AI is now part of nearly every boardroom conversation, but much of the discussion remains too vague to support good decision making. Leaders do not need more hype. They need a practical framework for where AI creates enterprise value and where it simply adds cost, risk, or distraction.

The strongest AI use cases tend to fall into a few categories: workflow automation, decision support, content summarization, pattern detection, knowledge retrieval, and user assistance inside existing business processes. In each case, AI works best when it is embedded into a clear workflow with measurable outcomes.
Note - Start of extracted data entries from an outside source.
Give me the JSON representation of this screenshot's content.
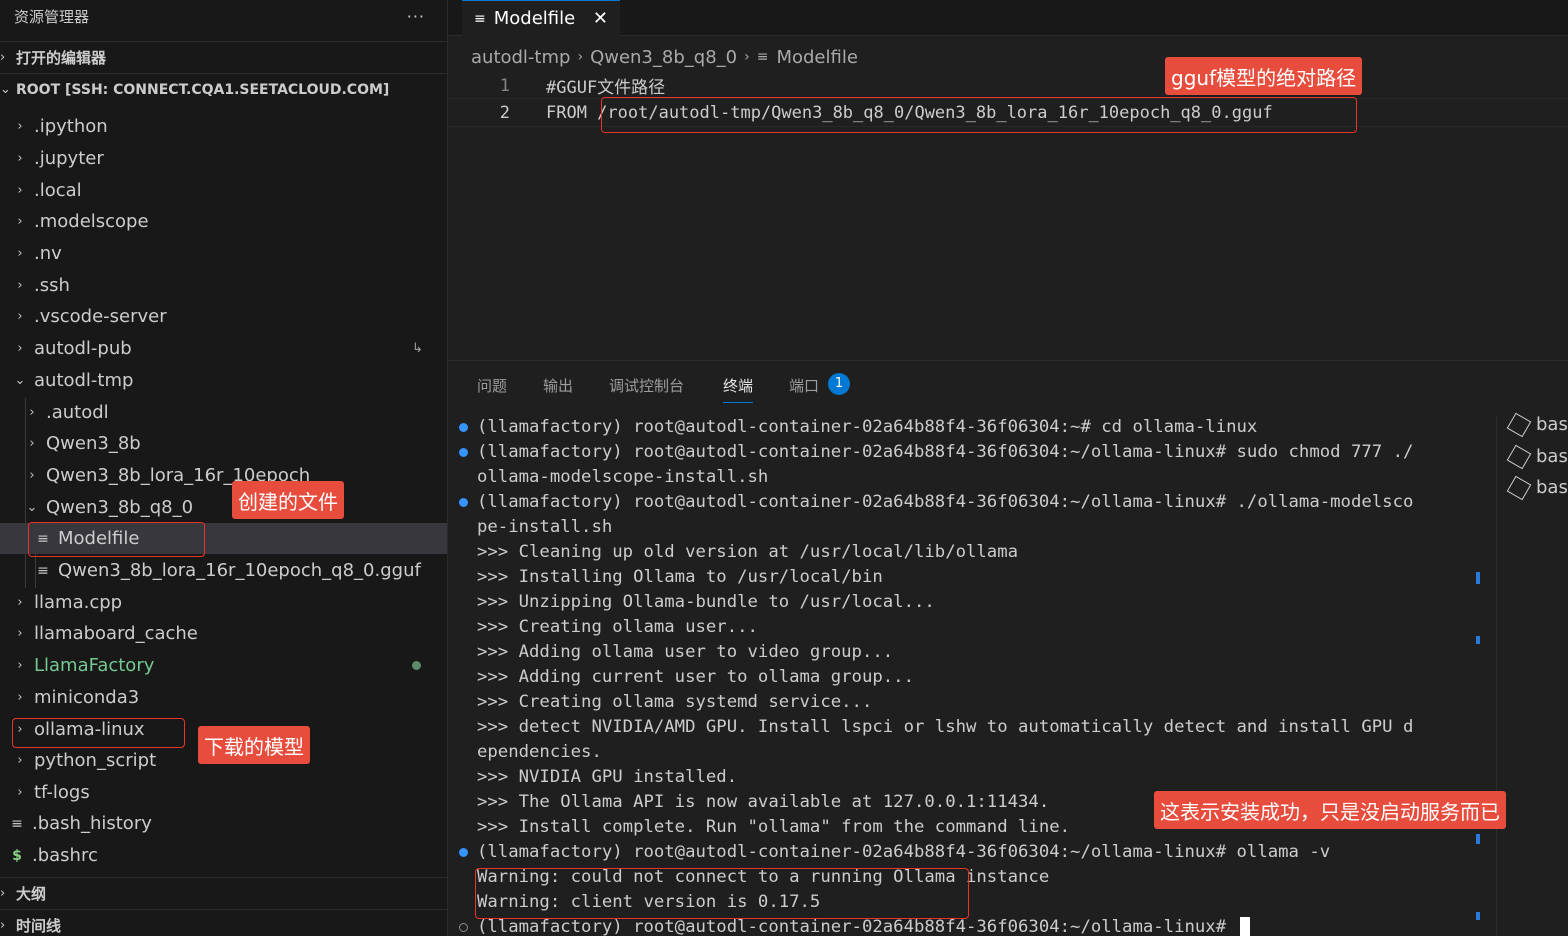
{
  "explorer": {
    "title": "资源管理器",
    "more": "···",
    "open_editors": "打开的编辑器",
    "root": "ROOT [SSH: CONNECT.CQA1.SEETACLOUD.COM]",
    "items": [
      ".ipython",
      ".jupyter",
      ".local",
      ".modelscope",
      ".nv",
      ".ssh",
      ".vscode-server",
      "autodl-pub",
      "autodl-tmp",
      ".autodl",
      "Qwen3_8b",
      "Qwen3_8b_lora_16r_10epoch",
      "Qwen3_8b_q8_0",
      "Modelfile",
      "Qwen3_8b_lora_16r_10epoch_q8_0.gguf",
      "llama.cpp",
      "llamaboard_cache",
      "LlamaFactory",
      "miniconda3",
      "ollama-linux",
      "python_script",
      "tf-logs",
      ".bash_history",
      ".bashrc"
    ],
    "outline": "大纲",
    "timeline": "时间线"
  },
  "tab": {
    "label": "Modelfile",
    "close": "✕"
  },
  "breadcrumb": [
    "autodl-tmp",
    "Qwen3_8b_q8_0",
    "Modelfile"
  ],
  "editor": {
    "lines": [
      {
        "num": "1",
        "text": "#GGUF文件路径"
      },
      {
        "num": "2",
        "text": "FROM /root/autodl-tmp/Qwen3_8b_q8_0/Qwen3_8b_lora_16r_10epoch_q8_0.gguf"
      }
    ]
  },
  "panel": {
    "tabs": [
      "问题",
      "输出",
      "调试控制台",
      "终端",
      "端口"
    ],
    "ports_count": "1",
    "terminal_list": [
      "bas",
      "bas",
      "bas"
    ]
  },
  "terminal": {
    "lines": [
      "(llamafactory) root@autodl-container-02a64b88f4-36f06304:~# cd ollama-linux",
      "(llamafactory) root@autodl-container-02a64b88f4-36f06304:~/ollama-linux# sudo chmod 777 ./",
      "ollama-modelscope-install.sh",
      "(llamafactory) root@autodl-container-02a64b88f4-36f06304:~/ollama-linux# ./ollama-modelsco",
      "pe-install.sh",
      ">>> Cleaning up old version at /usr/local/lib/ollama",
      ">>> Installing Ollama to /usr/local/bin",
      ">>> Unzipping Ollama-bundle to /usr/local...",
      ">>> Creating ollama user...",
      ">>> Adding ollama user to video group...",
      ">>> Adding current user to ollama group...",
      ">>> Creating ollama systemd service...",
      ">>> detect NVIDIA/AMD GPU. Install lspci or lshw to automatically detect and install GPU d",
      "ependencies.",
      ">>> NVIDIA GPU installed.",
      ">>> The Ollama API is now available at 127.0.0.1:11434.",
      ">>> Install complete. Run \"ollama\" from the command line.",
      "(llamafactory) root@autodl-container-02a64b88f4-36f06304:~/ollama-linux# ollama -v",
      "Warning: could not connect to a running Ollama instance",
      "Warning: client version is 0.17.5",
      "(llamafactory) root@autodl-container-02a64b88f4-36f06304:~/ollama-linux# "
    ]
  },
  "annotations": {
    "gguf_path": "gguf模型的绝对路径",
    "created_file": "创建的文件",
    "downloaded_model": "下载的模型",
    "install_success": "这表示安装成功，只是没启动服务而已"
  },
  "colors": {
    "accent": "#0078d4",
    "annotation": "#e74c3c",
    "git_untracked": "#73c991"
  }
}
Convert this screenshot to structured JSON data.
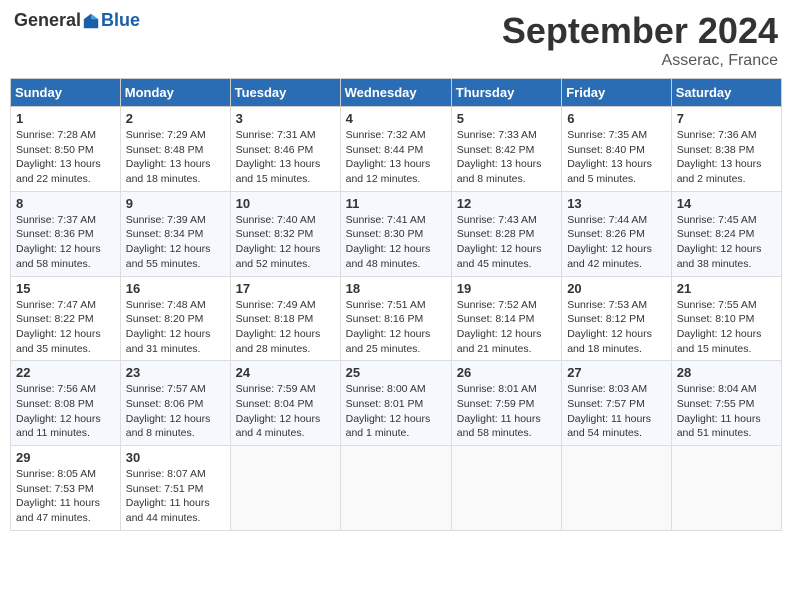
{
  "header": {
    "logo_general": "General",
    "logo_blue": "Blue",
    "month": "September 2024",
    "location": "Asserac, France"
  },
  "weekdays": [
    "Sunday",
    "Monday",
    "Tuesday",
    "Wednesday",
    "Thursday",
    "Friday",
    "Saturday"
  ],
  "weeks": [
    [
      {
        "day": "1",
        "info": "Sunrise: 7:28 AM\nSunset: 8:50 PM\nDaylight: 13 hours\nand 22 minutes."
      },
      {
        "day": "2",
        "info": "Sunrise: 7:29 AM\nSunset: 8:48 PM\nDaylight: 13 hours\nand 18 minutes."
      },
      {
        "day": "3",
        "info": "Sunrise: 7:31 AM\nSunset: 8:46 PM\nDaylight: 13 hours\nand 15 minutes."
      },
      {
        "day": "4",
        "info": "Sunrise: 7:32 AM\nSunset: 8:44 PM\nDaylight: 13 hours\nand 12 minutes."
      },
      {
        "day": "5",
        "info": "Sunrise: 7:33 AM\nSunset: 8:42 PM\nDaylight: 13 hours\nand 8 minutes."
      },
      {
        "day": "6",
        "info": "Sunrise: 7:35 AM\nSunset: 8:40 PM\nDaylight: 13 hours\nand 5 minutes."
      },
      {
        "day": "7",
        "info": "Sunrise: 7:36 AM\nSunset: 8:38 PM\nDaylight: 13 hours\nand 2 minutes."
      }
    ],
    [
      {
        "day": "8",
        "info": "Sunrise: 7:37 AM\nSunset: 8:36 PM\nDaylight: 12 hours\nand 58 minutes."
      },
      {
        "day": "9",
        "info": "Sunrise: 7:39 AM\nSunset: 8:34 PM\nDaylight: 12 hours\nand 55 minutes."
      },
      {
        "day": "10",
        "info": "Sunrise: 7:40 AM\nSunset: 8:32 PM\nDaylight: 12 hours\nand 52 minutes."
      },
      {
        "day": "11",
        "info": "Sunrise: 7:41 AM\nSunset: 8:30 PM\nDaylight: 12 hours\nand 48 minutes."
      },
      {
        "day": "12",
        "info": "Sunrise: 7:43 AM\nSunset: 8:28 PM\nDaylight: 12 hours\nand 45 minutes."
      },
      {
        "day": "13",
        "info": "Sunrise: 7:44 AM\nSunset: 8:26 PM\nDaylight: 12 hours\nand 42 minutes."
      },
      {
        "day": "14",
        "info": "Sunrise: 7:45 AM\nSunset: 8:24 PM\nDaylight: 12 hours\nand 38 minutes."
      }
    ],
    [
      {
        "day": "15",
        "info": "Sunrise: 7:47 AM\nSunset: 8:22 PM\nDaylight: 12 hours\nand 35 minutes."
      },
      {
        "day": "16",
        "info": "Sunrise: 7:48 AM\nSunset: 8:20 PM\nDaylight: 12 hours\nand 31 minutes."
      },
      {
        "day": "17",
        "info": "Sunrise: 7:49 AM\nSunset: 8:18 PM\nDaylight: 12 hours\nand 28 minutes."
      },
      {
        "day": "18",
        "info": "Sunrise: 7:51 AM\nSunset: 8:16 PM\nDaylight: 12 hours\nand 25 minutes."
      },
      {
        "day": "19",
        "info": "Sunrise: 7:52 AM\nSunset: 8:14 PM\nDaylight: 12 hours\nand 21 minutes."
      },
      {
        "day": "20",
        "info": "Sunrise: 7:53 AM\nSunset: 8:12 PM\nDaylight: 12 hours\nand 18 minutes."
      },
      {
        "day": "21",
        "info": "Sunrise: 7:55 AM\nSunset: 8:10 PM\nDaylight: 12 hours\nand 15 minutes."
      }
    ],
    [
      {
        "day": "22",
        "info": "Sunrise: 7:56 AM\nSunset: 8:08 PM\nDaylight: 12 hours\nand 11 minutes."
      },
      {
        "day": "23",
        "info": "Sunrise: 7:57 AM\nSunset: 8:06 PM\nDaylight: 12 hours\nand 8 minutes."
      },
      {
        "day": "24",
        "info": "Sunrise: 7:59 AM\nSunset: 8:04 PM\nDaylight: 12 hours\nand 4 minutes."
      },
      {
        "day": "25",
        "info": "Sunrise: 8:00 AM\nSunset: 8:01 PM\nDaylight: 12 hours\nand 1 minute."
      },
      {
        "day": "26",
        "info": "Sunrise: 8:01 AM\nSunset: 7:59 PM\nDaylight: 11 hours\nand 58 minutes."
      },
      {
        "day": "27",
        "info": "Sunrise: 8:03 AM\nSunset: 7:57 PM\nDaylight: 11 hours\nand 54 minutes."
      },
      {
        "day": "28",
        "info": "Sunrise: 8:04 AM\nSunset: 7:55 PM\nDaylight: 11 hours\nand 51 minutes."
      }
    ],
    [
      {
        "day": "29",
        "info": "Sunrise: 8:05 AM\nSunset: 7:53 PM\nDaylight: 11 hours\nand 47 minutes."
      },
      {
        "day": "30",
        "info": "Sunrise: 8:07 AM\nSunset: 7:51 PM\nDaylight: 11 hours\nand 44 minutes."
      },
      {
        "day": "",
        "info": ""
      },
      {
        "day": "",
        "info": ""
      },
      {
        "day": "",
        "info": ""
      },
      {
        "day": "",
        "info": ""
      },
      {
        "day": "",
        "info": ""
      }
    ]
  ]
}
Where companies often go wrong is treating AI as a strategy rather than as an enabler. They pilot disconnected tools, duplicate efforts across teams, or pursue visible experimentation without addressing governance, quality, and adoption. That creates enthusiasm without operational lift.

Enterprise leaders should evaluate AI against five questions: What business problem are we solving? What data supports it? How will humans remain in the loop? What does success look like? What is the long-term operating cost? These questions filter out a surprising amount of weak opportunity.

AI is not a substitute for good process design, good data discipline, or leadership clarity. In fact, weak fundamentals become more expensive when AI is layered on top of them. The organizations that benefit most are usually the ones that already understand their workflows well and can identify where intelligence meaningfully reduces friction or improves judgment.

The most responsible way to adopt AI is also the most strategic: start where value is clear, govern tightly, measure honestly, and expand based on evidence.